Kozayı bulan Reki, kıza rüyasından dolayı “Rakka” adını verir. Hikari de, bir hale çıkartıp onun başına yerleştirir. Daha sonra sırtından acılı bir şekilde kanatlar çıkar. Artık o da bir Haibane’dir. Tanıştığı bu yeni insanlara ayak uydurmaya ve çevresini anlamaya çalışır.

Sahi, Haibane nedir?

İzleme linki: http://www.turkanime.tv/anime/haibane-renmei

5. Kuuchuu Buranko

Kuuchuu Buranko

Mononoke, Tsuritama animelerinden tanıdığımız ve işlerini severek takip ettiğim yönetmenlerden Kenji Nakamura'nın ilk kısmı rotoscope tekniği uyguladığı animesi Kuuchuu Buranko'dur. 

Psikolojik örgünün dram ile iç içe geçtiği ve kuvvetli olay örgüleri sunduğu anime, çizim ve renklendirme disiplini ile de niş bir yapım. 

Konusu: Çeşitli psikolojik sorunları olan hastalar tedavi amacıyla Irabu Hastanesi'ne giderler. Orada çocuk görünümlü Doktor Irabu ile seksi hemşire Mayumi vardır ve ilginç tedavi yöntemleri uygulamaktadırlar.

İzleme linki: http://www.turkanime.tv/anime/kuuchuu-buranko

6. Dareka no Manazashi

Dareka no Manazashi

Adını tüm anime hayranlarına Kimi no Na wa ile duyuran Makoto Shinkai'nin kısalarının yeri bende bir başkadır. Dareka no Manazashi de o kısalardan biri; sadece 6 dakikaya o kadar çok duygu yüklenmiş bir film ki, neredeyse her saniyesinde kendinizi sorgularken buluyorsunuz. 

Konusu: Bir baba ve kızın hikayesini konu edinen yapımda, küçükken babasının dizinin dibinden ayrılmayan kızın büyüyünce babasına bakışının nasıl değiştiğini izliyor ve bir gün kızın kendisini sorgulamak zorunda kalışına tanık oluyoruz. Çünkü babası ile arasında bağ kuran kedileri artık aralarında değildir ve aslında içten içe sevdiği babasını da kaybetmeden önce onunla eskisi gibi olabilecek midir?

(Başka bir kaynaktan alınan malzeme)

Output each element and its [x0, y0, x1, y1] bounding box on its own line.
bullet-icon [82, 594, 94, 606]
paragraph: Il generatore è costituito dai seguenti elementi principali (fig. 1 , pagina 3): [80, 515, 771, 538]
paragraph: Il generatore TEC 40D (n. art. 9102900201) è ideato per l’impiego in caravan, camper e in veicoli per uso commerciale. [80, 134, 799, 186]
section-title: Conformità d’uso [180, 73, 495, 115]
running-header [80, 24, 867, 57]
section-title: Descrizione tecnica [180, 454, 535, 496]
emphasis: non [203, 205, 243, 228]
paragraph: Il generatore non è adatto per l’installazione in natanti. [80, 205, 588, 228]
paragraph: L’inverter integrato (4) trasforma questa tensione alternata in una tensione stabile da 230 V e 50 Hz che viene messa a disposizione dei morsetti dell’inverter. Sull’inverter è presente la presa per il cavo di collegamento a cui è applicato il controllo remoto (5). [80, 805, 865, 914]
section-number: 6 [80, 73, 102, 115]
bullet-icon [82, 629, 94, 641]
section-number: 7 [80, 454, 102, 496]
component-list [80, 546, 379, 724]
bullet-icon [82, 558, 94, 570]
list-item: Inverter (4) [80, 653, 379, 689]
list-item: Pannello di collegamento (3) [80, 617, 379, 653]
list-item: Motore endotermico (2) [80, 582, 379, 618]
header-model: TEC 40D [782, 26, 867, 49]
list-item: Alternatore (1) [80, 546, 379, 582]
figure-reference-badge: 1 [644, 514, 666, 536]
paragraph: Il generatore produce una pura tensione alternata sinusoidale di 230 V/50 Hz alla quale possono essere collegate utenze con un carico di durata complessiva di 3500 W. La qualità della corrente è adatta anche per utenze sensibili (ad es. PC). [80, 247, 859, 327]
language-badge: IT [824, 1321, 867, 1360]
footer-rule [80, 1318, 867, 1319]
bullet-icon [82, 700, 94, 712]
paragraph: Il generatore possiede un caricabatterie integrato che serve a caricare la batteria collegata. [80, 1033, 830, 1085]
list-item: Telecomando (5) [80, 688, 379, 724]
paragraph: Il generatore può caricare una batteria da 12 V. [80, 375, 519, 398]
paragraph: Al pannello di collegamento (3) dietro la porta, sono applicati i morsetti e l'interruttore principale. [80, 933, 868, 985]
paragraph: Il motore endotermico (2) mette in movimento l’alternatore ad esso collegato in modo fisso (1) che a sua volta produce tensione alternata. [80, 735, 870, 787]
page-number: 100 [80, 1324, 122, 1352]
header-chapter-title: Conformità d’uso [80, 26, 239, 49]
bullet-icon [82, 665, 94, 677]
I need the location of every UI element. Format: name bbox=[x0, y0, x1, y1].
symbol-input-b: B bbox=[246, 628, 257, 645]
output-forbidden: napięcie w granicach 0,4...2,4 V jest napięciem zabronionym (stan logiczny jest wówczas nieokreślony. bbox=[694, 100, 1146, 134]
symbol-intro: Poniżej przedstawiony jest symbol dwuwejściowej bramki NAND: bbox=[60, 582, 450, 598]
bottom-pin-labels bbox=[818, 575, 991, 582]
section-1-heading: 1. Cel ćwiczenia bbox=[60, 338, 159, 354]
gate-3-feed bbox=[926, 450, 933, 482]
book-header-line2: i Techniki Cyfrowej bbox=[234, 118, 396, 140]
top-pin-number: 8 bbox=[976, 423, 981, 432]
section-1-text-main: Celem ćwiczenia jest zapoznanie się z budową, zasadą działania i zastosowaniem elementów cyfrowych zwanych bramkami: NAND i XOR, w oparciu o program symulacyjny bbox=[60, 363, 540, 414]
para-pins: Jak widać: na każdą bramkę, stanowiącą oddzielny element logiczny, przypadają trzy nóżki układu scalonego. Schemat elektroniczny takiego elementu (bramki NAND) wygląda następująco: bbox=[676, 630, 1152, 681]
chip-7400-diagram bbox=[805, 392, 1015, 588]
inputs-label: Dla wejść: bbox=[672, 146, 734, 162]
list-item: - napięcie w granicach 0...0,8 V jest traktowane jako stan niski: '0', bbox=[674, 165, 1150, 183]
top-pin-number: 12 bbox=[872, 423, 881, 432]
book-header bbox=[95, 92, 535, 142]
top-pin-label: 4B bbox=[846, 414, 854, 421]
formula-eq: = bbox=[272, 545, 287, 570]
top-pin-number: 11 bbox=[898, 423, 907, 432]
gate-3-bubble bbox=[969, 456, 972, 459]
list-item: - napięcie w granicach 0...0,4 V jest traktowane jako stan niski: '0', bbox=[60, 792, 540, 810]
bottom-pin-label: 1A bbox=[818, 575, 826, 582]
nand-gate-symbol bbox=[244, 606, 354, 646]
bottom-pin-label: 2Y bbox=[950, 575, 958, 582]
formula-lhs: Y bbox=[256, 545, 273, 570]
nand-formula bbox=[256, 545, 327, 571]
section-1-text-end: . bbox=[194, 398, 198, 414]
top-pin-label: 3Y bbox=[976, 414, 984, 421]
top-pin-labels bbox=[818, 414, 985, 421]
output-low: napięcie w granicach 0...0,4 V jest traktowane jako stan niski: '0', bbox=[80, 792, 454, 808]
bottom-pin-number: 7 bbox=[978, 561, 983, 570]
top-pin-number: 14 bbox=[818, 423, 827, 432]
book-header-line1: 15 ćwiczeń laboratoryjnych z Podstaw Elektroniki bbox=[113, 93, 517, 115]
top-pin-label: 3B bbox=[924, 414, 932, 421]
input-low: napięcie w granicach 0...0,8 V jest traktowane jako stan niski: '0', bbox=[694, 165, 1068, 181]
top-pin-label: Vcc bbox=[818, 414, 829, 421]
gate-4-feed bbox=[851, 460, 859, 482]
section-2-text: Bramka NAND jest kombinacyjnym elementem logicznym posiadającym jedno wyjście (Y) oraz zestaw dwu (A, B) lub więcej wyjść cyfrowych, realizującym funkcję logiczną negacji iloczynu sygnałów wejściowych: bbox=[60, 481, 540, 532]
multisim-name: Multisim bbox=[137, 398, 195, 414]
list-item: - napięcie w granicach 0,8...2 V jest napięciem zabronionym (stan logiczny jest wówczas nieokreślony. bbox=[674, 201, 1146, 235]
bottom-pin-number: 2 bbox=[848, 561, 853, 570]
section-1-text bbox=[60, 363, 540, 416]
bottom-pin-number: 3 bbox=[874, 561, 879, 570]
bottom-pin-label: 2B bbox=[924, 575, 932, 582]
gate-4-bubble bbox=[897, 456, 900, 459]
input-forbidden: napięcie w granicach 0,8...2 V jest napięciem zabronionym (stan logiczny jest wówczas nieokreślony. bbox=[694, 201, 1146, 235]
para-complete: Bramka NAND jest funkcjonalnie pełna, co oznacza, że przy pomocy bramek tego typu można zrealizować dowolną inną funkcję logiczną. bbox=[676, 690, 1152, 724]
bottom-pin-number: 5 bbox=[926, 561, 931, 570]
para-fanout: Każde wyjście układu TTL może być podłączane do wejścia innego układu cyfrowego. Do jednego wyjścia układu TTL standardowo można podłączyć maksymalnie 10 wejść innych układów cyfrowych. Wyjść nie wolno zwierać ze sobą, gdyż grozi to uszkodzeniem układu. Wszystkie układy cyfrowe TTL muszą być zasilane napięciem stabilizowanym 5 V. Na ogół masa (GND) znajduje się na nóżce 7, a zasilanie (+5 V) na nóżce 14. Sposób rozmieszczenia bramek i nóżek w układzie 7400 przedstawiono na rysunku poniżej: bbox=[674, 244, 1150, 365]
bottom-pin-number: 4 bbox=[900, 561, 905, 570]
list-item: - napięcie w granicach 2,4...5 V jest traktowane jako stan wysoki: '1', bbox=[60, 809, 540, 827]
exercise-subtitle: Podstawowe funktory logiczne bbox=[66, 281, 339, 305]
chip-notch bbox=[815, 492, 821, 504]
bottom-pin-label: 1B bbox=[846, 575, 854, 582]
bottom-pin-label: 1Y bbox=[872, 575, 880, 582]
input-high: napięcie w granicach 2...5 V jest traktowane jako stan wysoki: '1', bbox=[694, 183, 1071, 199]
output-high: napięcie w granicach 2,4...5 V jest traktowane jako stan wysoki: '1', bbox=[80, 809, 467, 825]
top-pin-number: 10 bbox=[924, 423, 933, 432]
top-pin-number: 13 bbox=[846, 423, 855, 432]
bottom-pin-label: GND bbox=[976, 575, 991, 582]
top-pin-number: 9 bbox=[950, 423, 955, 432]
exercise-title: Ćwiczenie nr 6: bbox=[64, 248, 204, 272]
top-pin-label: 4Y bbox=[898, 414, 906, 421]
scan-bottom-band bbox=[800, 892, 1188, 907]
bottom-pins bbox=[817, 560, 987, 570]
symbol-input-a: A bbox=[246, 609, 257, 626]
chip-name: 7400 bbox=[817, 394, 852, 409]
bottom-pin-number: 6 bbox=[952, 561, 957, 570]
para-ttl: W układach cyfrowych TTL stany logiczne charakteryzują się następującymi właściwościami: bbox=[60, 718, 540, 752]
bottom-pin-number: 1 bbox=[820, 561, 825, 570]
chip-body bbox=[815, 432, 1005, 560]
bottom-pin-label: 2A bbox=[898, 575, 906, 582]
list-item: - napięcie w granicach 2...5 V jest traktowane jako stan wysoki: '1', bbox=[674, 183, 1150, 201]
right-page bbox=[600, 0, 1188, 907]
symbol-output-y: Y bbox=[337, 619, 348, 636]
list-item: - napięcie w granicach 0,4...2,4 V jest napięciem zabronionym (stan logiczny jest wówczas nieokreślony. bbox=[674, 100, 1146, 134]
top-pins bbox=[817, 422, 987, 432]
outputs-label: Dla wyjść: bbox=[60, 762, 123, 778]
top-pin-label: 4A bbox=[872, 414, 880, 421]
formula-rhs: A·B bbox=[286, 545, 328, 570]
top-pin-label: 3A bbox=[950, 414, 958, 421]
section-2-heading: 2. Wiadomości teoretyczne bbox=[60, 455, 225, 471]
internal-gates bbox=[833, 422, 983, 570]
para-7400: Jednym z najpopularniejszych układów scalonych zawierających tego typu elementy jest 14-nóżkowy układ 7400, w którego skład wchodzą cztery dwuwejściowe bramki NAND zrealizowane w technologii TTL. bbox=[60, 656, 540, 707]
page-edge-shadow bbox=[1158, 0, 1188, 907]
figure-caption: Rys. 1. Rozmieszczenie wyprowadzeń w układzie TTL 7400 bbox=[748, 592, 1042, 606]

İzleme linki: http://www.turkanime.tv/anime/dareka-no-manazashi

7. Princess Tutu

Princess Tutu

Klasik hikayelere, masallara dayanan yapımları sevenlerdenseniz Princess Tutu'yu birkaç izlemek isteyebilirsiniz. Ahiru ve ekürilerinin komik halleri, Neko sensei'nin evlilik takıntısı, bir anda gelen dram, kötüyü de sevme refleksi, tahminleri biraz da olsa ters köşe eden olaylar... Klasik müzik, danslar... Esas kötünün kim olduğunun sıklıkla karıştığı bir masal... Diğer masallar gibi de acımasız... 

Princess Tutu süper güçleri olan kahramanlar arasında en ilginci olabilir; o dans ederek çözümlüyor başına gelen kötülüğü ve su katılmamış bir ahmağın ne kadar da güzel bir kalbi olduğunu gösteriyor ve Fakir ile arasında gelişen duygular en derin işlenen aşk hikayeleri kadar romantik. 

Konusu: Evvel zaman içinde, kalbur saman içinde
Pireler berber iken,
Develer tellal iken,
Ben ninemin beşiğini tıngır mıngır sallar iken...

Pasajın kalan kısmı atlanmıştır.